The government is required to reimburse companies for surveillance compliance costs, but privacy advocates worry about communications providers profiting from allowing the government to spy on their users.

"Federal law requires the U.S. government to reimburse providers for costs incurred to respond to compulsory legal process imposed by the government. We have requested reimbursement consistent with this law," a Yahoo spokeswoman said.

Google and Microsoft have both sued for the right to reveal more information about how many of their users are affected by national security surveillance.

A Google spokeswoman insisted that the company has "not joined PRISM or any government surveillance programs."

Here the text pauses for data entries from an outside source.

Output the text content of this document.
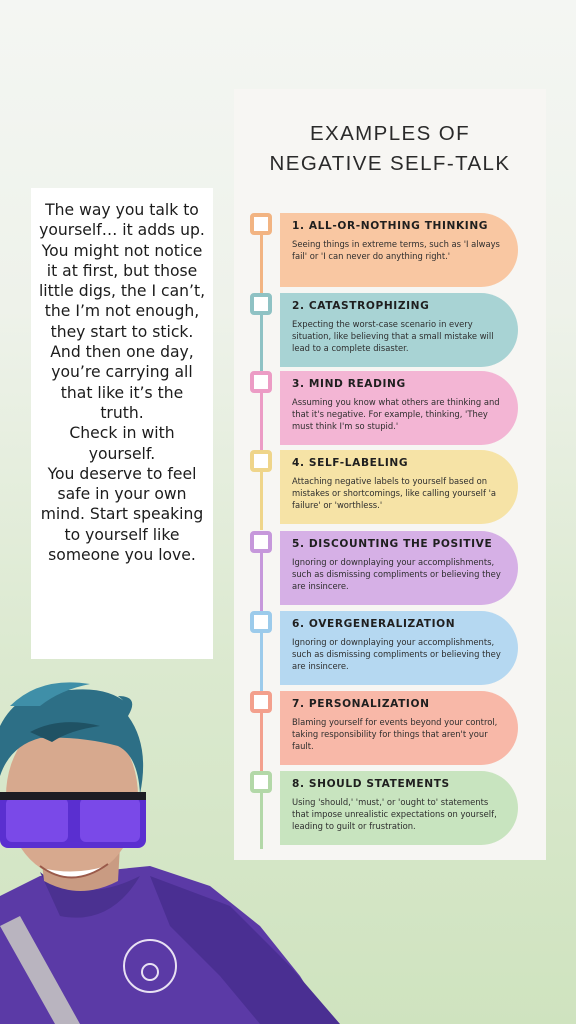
The way you talk to yourself… it adds up.

You might not notice it at first, but those little digs, the I can’t, the I’m not enough, they start to stick.

And then one day, you’re carrying all that like it’s the truth.

Check in with yourself.

You deserve to feel safe in your own mind. Start speaking to yourself like someone you love.

EXAMPLES OF
NEGATIVE SELF-TALK
1. ALL-OR-NOTHING THINKING
Seeing things in extreme terms, such as 'I always fail' or 'I can never do anything right.'
2. CATASTROPHIZING
Expecting the worst-case scenario in every situation, like believing that a small mistake will lead to a complete disaster.
3. MIND READING
Assuming you know what others are thinking and that it's negative. For example, thinking, 'They must think I'm so stupid.'
4. SELF-LABELING
Attaching negative labels to yourself based on mistakes or shortcomings, like calling yourself 'a failure' or 'worthless.'
5. DISCOUNTING THE POSITIVE
Ignoring or downplaying your accomplishments, such as dismissing compliments or believing they are insincere.
6. OVERGENERALIZATION
Ignoring or downplaying your accomplishments, such as dismissing compliments or believing they are insincere.
7. PERSONALIZATION
Blaming yourself for events beyond your control, taking responsibility for things that aren't your fault.
8. SHOULD STATEMENTS
Using 'should,' 'must,' or 'ought to' statements that impose unrealistic expectations on yourself, leading to guilt or frustration.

"We do not provide any government with access to our systems and we provide user data to governments only in accordance with the law," Google said.

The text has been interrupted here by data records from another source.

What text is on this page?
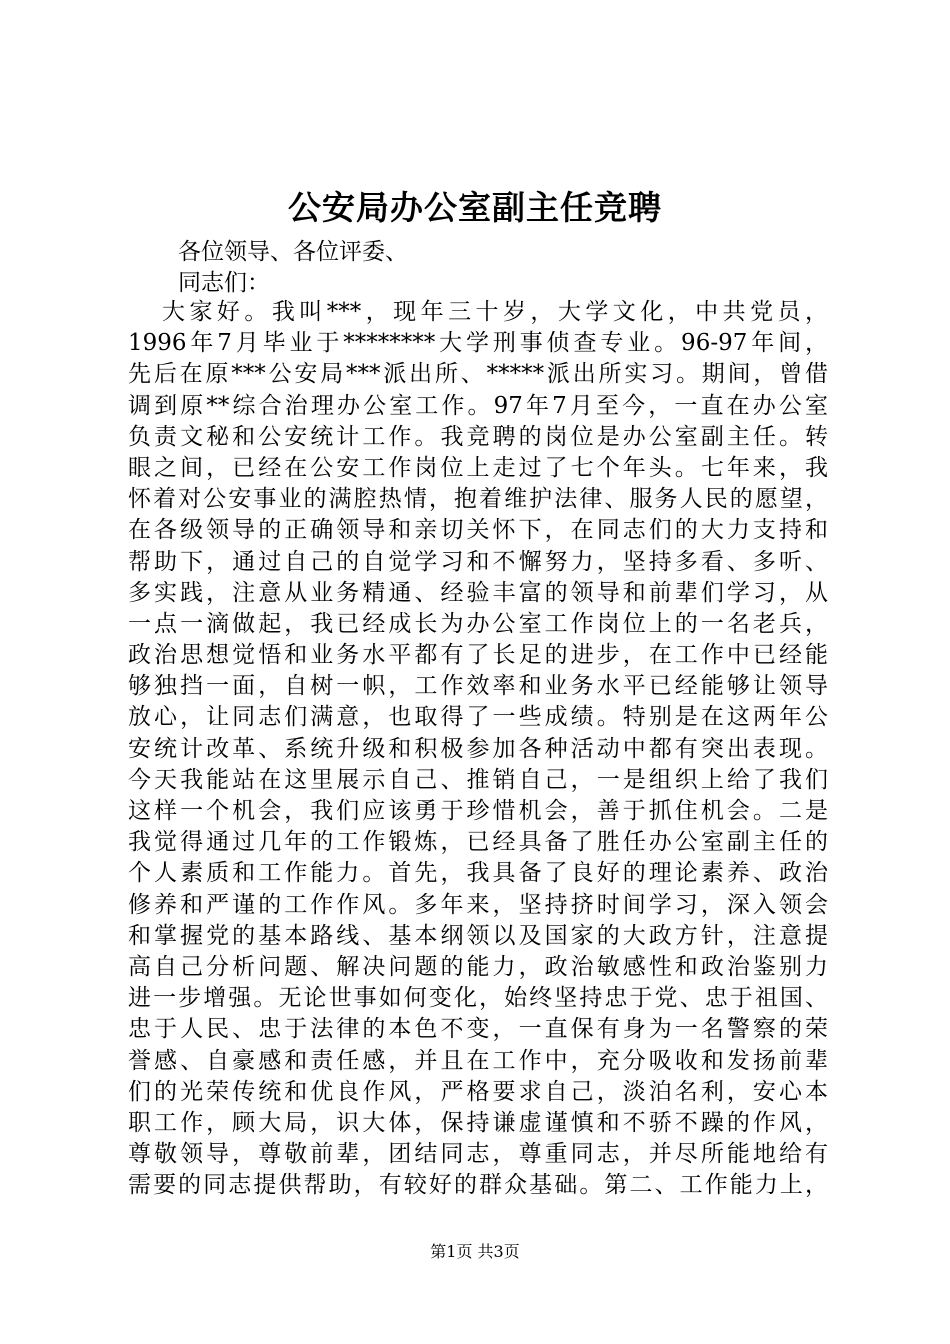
公安局办公室副主任竞聘
各位领导、各位评委、
同志们：
大家好。我叫***，现年三十岁，大学文化，中共党员，
1996年7月毕业于********大学刑事侦查专业。96-97年间，
先后在原***公安局***派出所、*****派出所实习。期间，曾借
调到原**综合治理办公室工作。97年7月至今，一直在办公室
负责文秘和公安统计工作。我竞聘的岗位是办公室副主任。转
眼之间，已经在公安工作岗位上走过了七个年头。七年来，我
怀着对公安事业的满腔热情，抱着维护法律、服务人民的愿望，
在各级领导的正确领导和亲切关怀下，在同志们的大力支持和
帮助下，通过自己的自觉学习和不懈努力，坚持多看、多听、
多实践，注意从业务精通、经验丰富的领导和前辈们学习，从
一点一滴做起，我已经成长为办公室工作岗位上的一名老兵，
政治思想觉悟和业务水平都有了长足的进步，在工作中已经能
够独挡一面，自树一帜，工作效率和业务水平已经能够让领导
放心，让同志们满意，也取得了一些成绩。特别是在这两年公
安统计改革、系统升级和积极参加各种活动中都有突出表现。
今天我能站在这里展示自己、推销自己，一是组织上给了我们
这样一个机会，我们应该勇于珍惜机会，善于抓住机会。二是
我觉得通过几年的工作锻炼，已经具备了胜任办公室副主任的
个人素质和工作能力。首先，我具备了良好的理论素养、政治
修养和严谨的工作作风。多年来，坚持挤时间学习，深入领会
和掌握党的基本路线、基本纲领以及国家的大政方针，注意提
高自己分析问题、解决问题的能力，政治敏感性和政治鉴别力
进一步增强。无论世事如何变化，始终坚持忠于党、忠于祖国、
忠于人民、忠于法律的本色不变，一直保有身为一名警察的荣
誉感、自豪感和责任感，并且在工作中，充分吸收和发扬前辈
们的光荣传统和优良作风，严格要求自己，淡泊名利，安心本
职工作，顾大局，识大体，保持谦虚谨慎和不骄不躁的作风，
尊敬领导，尊敬前辈，团结同志，尊重同志，并尽所能地给有
需要的同志提供帮助，有较好的群众基础。第二、工作能力上，
第1页 共3页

A Microsoft spokeswoman said the company only "complies with court orders because it is legally ordered to, not because it is reimbursed for the work." 

"We could have a more informed discussion of these issues if providers could share additional information, including aggregate statistics on the number of any national security orders they may receive,” the spokeswoman added.

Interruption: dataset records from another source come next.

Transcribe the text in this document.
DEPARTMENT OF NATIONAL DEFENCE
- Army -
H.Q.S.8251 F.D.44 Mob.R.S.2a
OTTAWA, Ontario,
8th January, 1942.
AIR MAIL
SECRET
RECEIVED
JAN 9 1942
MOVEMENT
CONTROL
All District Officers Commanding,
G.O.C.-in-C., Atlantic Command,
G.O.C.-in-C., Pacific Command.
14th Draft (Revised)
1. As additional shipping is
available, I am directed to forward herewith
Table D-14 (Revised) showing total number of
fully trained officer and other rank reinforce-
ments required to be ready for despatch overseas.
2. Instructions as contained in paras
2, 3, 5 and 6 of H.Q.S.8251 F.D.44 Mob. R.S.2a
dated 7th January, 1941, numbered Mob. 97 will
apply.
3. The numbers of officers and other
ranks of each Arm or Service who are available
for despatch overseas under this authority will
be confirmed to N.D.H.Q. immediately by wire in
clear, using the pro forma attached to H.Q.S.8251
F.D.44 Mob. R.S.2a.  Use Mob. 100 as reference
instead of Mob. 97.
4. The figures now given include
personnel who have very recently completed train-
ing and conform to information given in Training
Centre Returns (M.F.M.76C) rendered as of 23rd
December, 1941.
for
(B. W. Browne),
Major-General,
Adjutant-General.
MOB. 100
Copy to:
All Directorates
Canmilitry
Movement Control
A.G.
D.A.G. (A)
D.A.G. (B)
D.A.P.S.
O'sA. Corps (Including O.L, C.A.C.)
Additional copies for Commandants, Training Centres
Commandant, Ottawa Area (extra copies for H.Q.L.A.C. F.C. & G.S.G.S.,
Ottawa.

A Facebook spokeswoman denied that the company has ever received any compensation for responding to surveillance requests.

"We are not and have never been part of any program to give the U.S. or any other government direct access to servers," the Facebook official said.

Michelle Richardson, a legislative counsel for the American Civil Liberties Union, noted that covering surveillance costs for communications providers is a standard practice, even for local law enforcement agencies.

But she explained that privacy advocates are wary of companies profiting from allowing the government to spy on their customers.

"The line you have to watch for ... is the difference between reimbursement for complying with a lawful order and actually a profit-making enterprise that would incentivize the companies to support government surveillance," she said.

The NSA's PRISM program is based on Section 702 of the Foreign Intelligence Surveillance Act (FISA), which allows the NSA to obtain, with a court’s approval, the contents of phone and email conversations if there is a "foreign intelligence purpose" and the target is "reasonably believed" to be outside of the country. The provision does not allow the NSA to spy on wholly domestic communications.

The document obtained by The Guardian came after a 2011 FISA Court ruling that the agency had been illegally collecting wholly domestic emails. The compliance costs described in the document resulted from additional certification standards that the court required the NSA to meet in the wake of the ruling.

— This story was last updated at 12:41 p.m.